Le formateur s’est donc intéressé aux fruits sauvages, faciles à tailler et aussi à cultiver puisqu’ils supportent pour la plupart assez bien le froid, l’excès ou le manque de soleil et d’eau, les différents types de sol… Il cite l’amélanche dont le fruit est à tomber par terre, le chalef ou eleagnus umbellata, dont les fruits se consomment en décembre, l’arbre aux faisans qui se plaît très bien en pot et donne de super résultats gourmands, insolites et esthétiques ou encore l’argousier dont il faudra tout de même cultiver plusieurs pieds mâles/femelles en plein soleil pour qu’il soit productif. Franck Nathié ajoute de prêter attention aux différentes variétés de ces plantes : L’amélanchier ovalys ne produit pas grand chose alors que les variétés américaines d’amélanchier smoky ou martin sont très productives.
Haie d’experts
Vous l’avez compris, avec votre haie, faites ce qui vous plaît. Mais plus vous miserez sur la diversité et/ou l’exotisme, plus il vous faudra vous assurer de la compatibilité des différentes plantes entre elles et avec votre terrain. Pour ce faire, misez sur le site très précis réalisé par l’association les Haies vives d’Alsace citée plus haut. Vous pourrez également vous appuyer sur la chaîne Youtube de Franck Nathié et de son association la Forêt nourricière.
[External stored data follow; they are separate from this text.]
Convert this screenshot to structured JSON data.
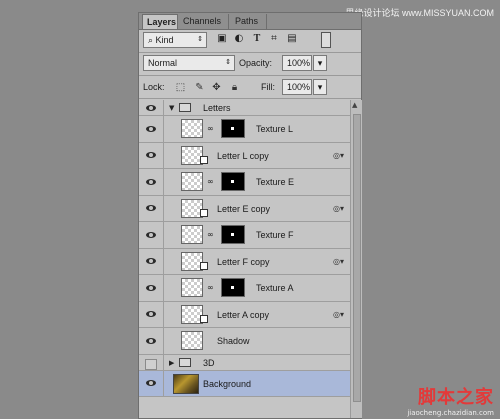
{
  "watermark_top": "思缘设计论坛  www.MISSYUAN.COM",
  "tabs": [
    "Layers",
    "Channels",
    "Paths"
  ],
  "filter": {
    "value": "Kind"
  },
  "blend": {
    "value": "Normal"
  },
  "opacity": {
    "label": "Opacity:",
    "value": "100%"
  },
  "lock": {
    "label": "Lock:"
  },
  "fill": {
    "label": "Fill:",
    "value": "100%"
  },
  "layers": [
    {
      "name": "Letters",
      "type": "group-open"
    },
    {
      "name": "Texture L",
      "type": "masked"
    },
    {
      "name": "Letter L copy",
      "type": "smart"
    },
    {
      "name": "Texture E",
      "type": "masked"
    },
    {
      "name": "Letter E copy",
      "type": "smart"
    },
    {
      "name": "Texture F",
      "type": "masked"
    },
    {
      "name": "Letter F copy",
      "type": "smart"
    },
    {
      "name": "Texture A",
      "type": "masked"
    },
    {
      "name": "Letter A copy",
      "type": "smart"
    },
    {
      "name": "Shadow",
      "type": "plain"
    },
    {
      "name": "3D",
      "type": "group-closed"
    },
    {
      "name": "Background",
      "type": "background"
    }
  ],
  "watermark_bottom": {
    "logo": "脚本之家",
    "url": "jiaocheng.chazidian.com"
  }
}
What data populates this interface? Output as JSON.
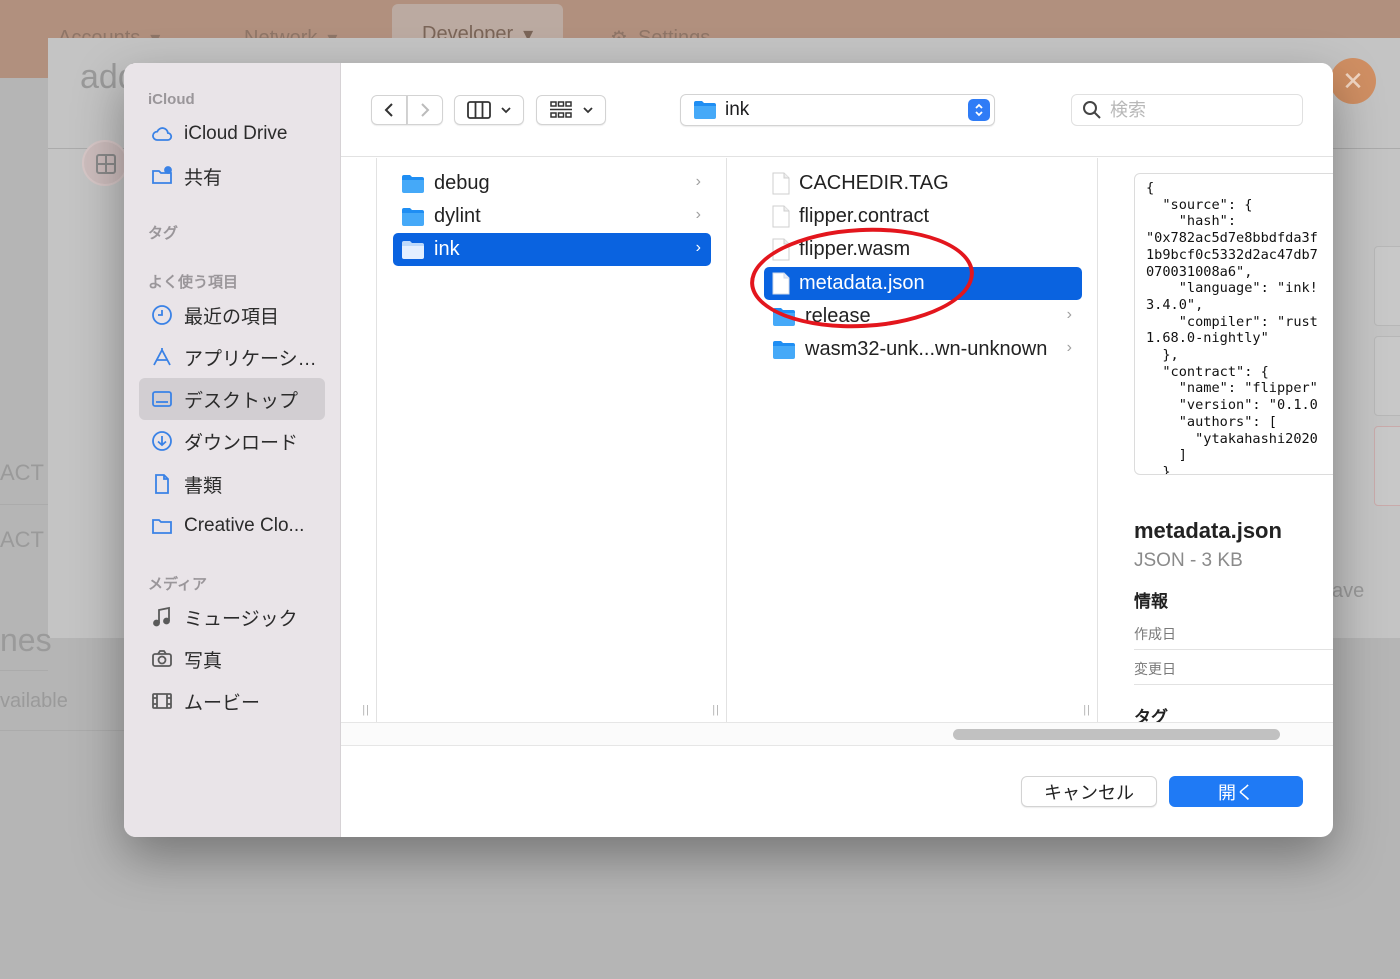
{
  "background": {
    "nav_tabs": [
      "Accounts",
      "Network",
      "Developer",
      "Settings"
    ],
    "partial_title": "add",
    "left_labels": [
      "ACT",
      "ACT",
      "nes",
      "vailable"
    ],
    "partial_button": "ave"
  },
  "sidebar": {
    "icloud_title": "iCloud",
    "icloud_items": [
      {
        "label": "iCloud Drive",
        "icon": "cloud-icon"
      },
      {
        "label": "共有",
        "icon": "shared-folder-icon"
      }
    ],
    "tags_title": "タグ",
    "favorites_title": "よく使う項目",
    "favorites_items": [
      {
        "label": "最近の項目",
        "icon": "clock-icon"
      },
      {
        "label": "アプリケーシ…",
        "icon": "applications-icon"
      },
      {
        "label": "デスクトップ",
        "icon": "desktop-icon",
        "selected": true
      },
      {
        "label": "ダウンロード",
        "icon": "download-icon"
      },
      {
        "label": "書類",
        "icon": "document-icon"
      },
      {
        "label": "Creative Clo...",
        "icon": "folder-icon"
      }
    ],
    "media_title": "メディア",
    "media_items": [
      {
        "label": "ミュージック",
        "icon": "music-note-icon"
      },
      {
        "label": "写真",
        "icon": "camera-icon"
      },
      {
        "label": "ムービー",
        "icon": "film-icon"
      }
    ]
  },
  "toolbar": {
    "path_name": "ink",
    "search_placeholder": "検索"
  },
  "column1": [
    {
      "name": "debug",
      "selected": false
    },
    {
      "name": "dylint",
      "selected": false
    },
    {
      "name": "ink",
      "selected": true
    }
  ],
  "column2": [
    {
      "name": "CACHEDIR.TAG",
      "type": "file"
    },
    {
      "name": "flipper.contract",
      "type": "file"
    },
    {
      "name": "flipper.wasm",
      "type": "file"
    },
    {
      "name": "metadata.json",
      "type": "file",
      "selected": true
    },
    {
      "name": "release",
      "type": "folder"
    },
    {
      "name": "wasm32-unk...wn-unknown",
      "type": "folder"
    }
  ],
  "preview": {
    "code": "{\n  \"source\": {\n    \"hash\":\n\"0x782ac5d7e8bbdfda3f\n1b9bcf0c5332d2ac47db7\n070031008a6\",\n    \"language\": \"ink!\n3.4.0\",\n    \"compiler\": \"rust\n1.68.0-nightly\"\n  },\n  \"contract\": {\n    \"name\": \"flipper\"\n    \"version\": \"0.1.0\n    \"authors\": [\n      \"ytakahashi2020\n    ]\n  },",
    "file_name": "metadata.json",
    "kind": "JSON - 3 KB",
    "info_title": "情報",
    "created_label": "作成日",
    "modified_label": "変更日",
    "tags_title": "タグ"
  },
  "buttons": {
    "cancel": "キャンセル",
    "open": "開く"
  },
  "colors": {
    "accent": "#0a63e0",
    "annotation": "#e3161d"
  }
}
Trois haies expérimentales y sont présentées. Les deux premières sont constituées d’une multitude d’espèces de différentes tailles qui doivent vivre à proximité les unes des autres sur différents étages de végétation. Leur différence : l’une est arrosée, l’autre non. La troisième, exotique, comprend des espèces comme le chèvrefeuille baie de mai ou le kiwaï.
Bonjour,
Tout comme dans le Gers l’association Arbre et Paysage (http://www.ap32.fr) accompagne tous ceux qui veulent planter ou remplacer des haies, auriez vous connaissance d’une association équivalente dans l’isere (38) … a tout hasard ?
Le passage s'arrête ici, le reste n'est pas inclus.